The bill opens Medicaid and federal programs to broader value‑based drug payment arrangements that could lower costs and improve outcomes but creates meaningful administrative burdens, fiscal risks, and access/equity concerns that may blunt or delay net public benefit.
State Medicaid programs and Medicaid beneficiaries: expanded authority to use value‑based drug pricing across inpatient and outpatient settings, creating opportunities to lower net Medicaid drug spending and link payment to outcomes.
Medicaid beneficiaries and patients with complex or chronic conditions: incentives for manufacturers to enter outcome‑based contracts that could improve clinical results and increase access to specialty or transformative therapies.
Federal programs, state agencies, manufacturers, and providers: clearer, faster regulatory pathways (statutory rulemaking/OIG timelines and required studies) that reduce uncertainty and speed adoption of value‑based arrangements.

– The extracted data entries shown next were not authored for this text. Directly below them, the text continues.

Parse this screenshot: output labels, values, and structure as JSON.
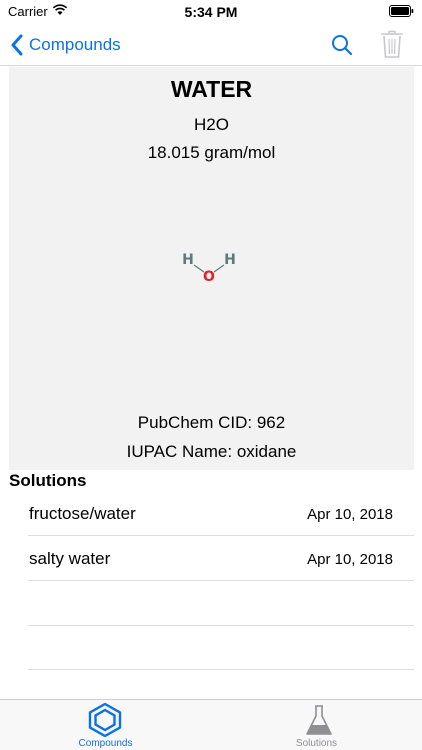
{
  "status_bar": {
    "carrier": "Carrier",
    "time": "5:34 PM"
  },
  "nav": {
    "back_label": "Compounds",
    "accent_color": "#0a72e8",
    "search_icon": "search-icon",
    "trash_icon": "trash-icon"
  },
  "compound": {
    "name": "WATER",
    "formula": "H2O",
    "molar_mass": "18.015 gram/mol",
    "structure": {
      "left_atom": "H",
      "center_atom": "O",
      "right_atom": "H"
    },
    "pubchem_cid": "PubChem CID: 962",
    "iupac_name": "IUPAC Name: oxidane"
  },
  "solutions": {
    "header": "Solutions",
    "items": [
      {
        "name": "fructose/water",
        "date": "Apr 10, 2018"
      },
      {
        "name": "salty water",
        "date": "Apr 10, 2018"
      }
    ]
  },
  "tab_bar": {
    "tabs": [
      {
        "label": "Compounds",
        "icon": "hexagon-icon",
        "selected": true
      },
      {
        "label": "Solutions",
        "icon": "flask-icon",
        "selected": false
      }
    ]
  }
}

Manufacturers and, indirectly, taxpayers and state Medicaid programs: changes in 'best price' and rebate treatment (including installment payment treatment) could create large upfront Medicaid rebate liabilities that discourage value‑based designs or shift costs elsewhere (e.g., higher list prices).
Manufacturers, HHS, States, and providers: expanded AMP/ reporting requirements, multi‑State coordination, and new data collection will increase administrative and compliance burdens and raise short‑term costs.
State governments and taxpayers: implementing value‑based arrangements and multi‑State billing/transfer systems may require legal, actuarial, IT, and administrative investments that could divert funds and create fiscal risk if savings do not materialize.
Based on analysis of 6 sections of legislative text.
Permits value-based purchasing for outpatient drugs by changing Medicaid/Medicare pricing and rebate rules, adding a State-focused antikickback exception, issuing State guidance, and mandating a GAO study.
Introduced May 7, 2025 by Markwayne Mullin · Last progress May 7, 2025
Allows and clarifies use of value-based purchasing (VBP) arrangements for outpatient drugs across Medicaid and Medicare by changing drug-pricing and rebate rules, creating a narrow antikickback exception for outcome-tied payments to States, requiring HHS guidance for State Medicaid use of VBPs (including multi-State payment coordination), and directing the GAO to study effects on access, costs, and program interactions. It requires HHS and the HHS Office of Inspector General to issue rules and guidance within 180 days and directs a GAO report by June 30, 2029. The law changes how manufacturers report "best price" and how Average Manufacturer Price (AMP) and Medicare Average Sales Price (ASP) are calculated when drugs are sold under VBP arrangements, adds a safe harbor to permit outcome-tied remuneration to States, and aims to enable broader State adoption of VBP models while studying impacts on patients, program spending, and pricing programs like 340B and Medicare Part B.